Things are never what they seem. Such a common expression, yet we don’t take it seriously unless we experience it first hand. At least that’s what I’ve found. I moved to England around two months ago and what I envisioned this experience to be has certainly proven to be far from reality. But I suppose that is always the way. We’re not fortune tellers are we? We can create an idea in our minds of what makes sense to us and expect that for our future, but really, who are we to predict such complex agendas for ourselves?
When I was first given the opportunity to move so close to Europe, my mind hastily began reeling through scenes of endless summer trips to the Greek Isles, Tuscany, Portugal, Croatia and all the tiny countries I didn’t know existed. And then once summer was done, I would head up to Scandinavia and watch the world turn from green to red and orange. Once the snow began to fall I would take a trip through Poland and Germany and Switzerland. I would work for awhile, save as much as I could and then travel for a few weeks. Come home, work for a couple of months, then travel. And repeat. I had to stop myself there. Too much excitement for my shaking body to handle.

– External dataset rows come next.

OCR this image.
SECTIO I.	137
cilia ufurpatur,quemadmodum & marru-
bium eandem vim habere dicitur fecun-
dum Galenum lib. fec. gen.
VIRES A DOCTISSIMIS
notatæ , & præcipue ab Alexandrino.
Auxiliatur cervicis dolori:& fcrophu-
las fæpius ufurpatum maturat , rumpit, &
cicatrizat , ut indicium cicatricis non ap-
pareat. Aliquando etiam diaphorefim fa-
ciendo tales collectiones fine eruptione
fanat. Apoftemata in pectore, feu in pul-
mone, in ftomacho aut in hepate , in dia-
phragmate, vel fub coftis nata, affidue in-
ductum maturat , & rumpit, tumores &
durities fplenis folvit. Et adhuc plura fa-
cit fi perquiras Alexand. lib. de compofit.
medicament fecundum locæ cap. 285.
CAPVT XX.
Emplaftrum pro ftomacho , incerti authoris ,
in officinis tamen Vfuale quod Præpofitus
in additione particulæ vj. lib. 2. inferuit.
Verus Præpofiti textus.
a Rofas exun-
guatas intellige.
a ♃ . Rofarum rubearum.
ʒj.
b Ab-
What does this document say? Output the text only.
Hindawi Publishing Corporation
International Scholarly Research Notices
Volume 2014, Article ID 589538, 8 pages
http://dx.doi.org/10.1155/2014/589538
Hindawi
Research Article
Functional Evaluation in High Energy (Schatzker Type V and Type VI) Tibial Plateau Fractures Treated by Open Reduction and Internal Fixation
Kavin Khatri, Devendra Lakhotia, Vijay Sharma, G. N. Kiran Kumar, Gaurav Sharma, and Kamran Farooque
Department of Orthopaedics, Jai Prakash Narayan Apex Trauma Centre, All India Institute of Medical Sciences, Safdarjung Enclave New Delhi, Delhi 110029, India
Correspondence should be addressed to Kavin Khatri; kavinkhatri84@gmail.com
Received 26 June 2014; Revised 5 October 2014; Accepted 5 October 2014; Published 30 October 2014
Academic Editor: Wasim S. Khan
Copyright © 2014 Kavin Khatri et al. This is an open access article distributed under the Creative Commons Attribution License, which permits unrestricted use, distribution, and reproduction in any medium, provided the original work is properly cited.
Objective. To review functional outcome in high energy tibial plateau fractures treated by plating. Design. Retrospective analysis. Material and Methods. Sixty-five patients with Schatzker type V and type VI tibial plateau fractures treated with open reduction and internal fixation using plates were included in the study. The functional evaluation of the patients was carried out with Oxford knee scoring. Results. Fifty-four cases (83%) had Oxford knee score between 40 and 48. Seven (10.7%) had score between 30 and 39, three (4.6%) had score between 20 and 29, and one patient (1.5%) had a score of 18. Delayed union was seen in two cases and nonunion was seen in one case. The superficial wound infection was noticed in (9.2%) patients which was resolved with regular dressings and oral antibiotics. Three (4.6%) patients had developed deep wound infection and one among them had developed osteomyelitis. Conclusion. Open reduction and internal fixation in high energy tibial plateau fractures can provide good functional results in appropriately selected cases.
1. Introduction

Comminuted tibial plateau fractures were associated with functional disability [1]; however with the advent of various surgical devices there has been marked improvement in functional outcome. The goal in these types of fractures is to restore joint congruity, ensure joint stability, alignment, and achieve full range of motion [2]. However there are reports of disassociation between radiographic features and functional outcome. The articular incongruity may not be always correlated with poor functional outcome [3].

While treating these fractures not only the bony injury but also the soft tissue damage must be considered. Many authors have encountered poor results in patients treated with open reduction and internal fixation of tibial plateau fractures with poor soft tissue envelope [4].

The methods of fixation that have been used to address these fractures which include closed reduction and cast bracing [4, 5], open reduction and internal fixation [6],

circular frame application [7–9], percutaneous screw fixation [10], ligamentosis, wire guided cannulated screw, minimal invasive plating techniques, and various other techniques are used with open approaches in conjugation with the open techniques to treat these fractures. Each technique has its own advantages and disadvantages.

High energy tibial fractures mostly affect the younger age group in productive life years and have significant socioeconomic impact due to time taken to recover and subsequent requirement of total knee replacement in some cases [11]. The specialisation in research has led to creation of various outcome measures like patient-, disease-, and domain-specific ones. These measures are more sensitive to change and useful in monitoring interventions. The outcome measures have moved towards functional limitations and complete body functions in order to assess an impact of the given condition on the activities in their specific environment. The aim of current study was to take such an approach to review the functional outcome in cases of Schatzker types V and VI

Well, that’s enough fantasising. Let’s get to the reality of it all. Apparently, and I wasn’t warned of this, England is in some kind of recession at the moment. They have taxes on everything and petrol is double the price as back home. As well as insurance, and public transport and even collecting parcels. Yes, I just paid thirty three pound to pick up a parcel of summer clothes sent from home, which is probably more than they are worth put together considering they were all thrifted. And on top of that, I doubt I’ll have a chance to wear them as it’s currently the middle of summer, fourteen degrees (celsius) and raining. Yes, I am so aware of how solum and pessimistic I am sounding right now. But I promise you would be feeling the same if you hadn’t seen a full day of sun in over a month. I also realise that I cannot expect to be feeling settled after only two months of being in an entirely new country, but I at least hoped to have some steady work and maybe a few friends. I did have one friend, but she left. For Sydney, of course. I think I’m fairly close to having another one though. I’ve been over to her place for tea twice now, so that’s looking hopeful.
I’d like to believe this whole experience of me being so far form everything I know, is character building. If I am learning important lessons and taking on new honourable attributes throughout this time, I will be thankful. I am also now beginning to see how selfish all that fantasying of travelling was. I want my life to have a bigger purpose than simply filling my own selfish desires.
I really want to wrap this post up with a positive spin. So, I’ll say this: my loving, heavenly father has not forgotten or forsaken me. I am reminded of this every page I turn in my Bible. And he has a reason, and a brilliant one at that, for my being here. So, with that knowledge I can have peace and hope for what’s to come. There, if that’s not a positive end to the post, I don’t know what would be!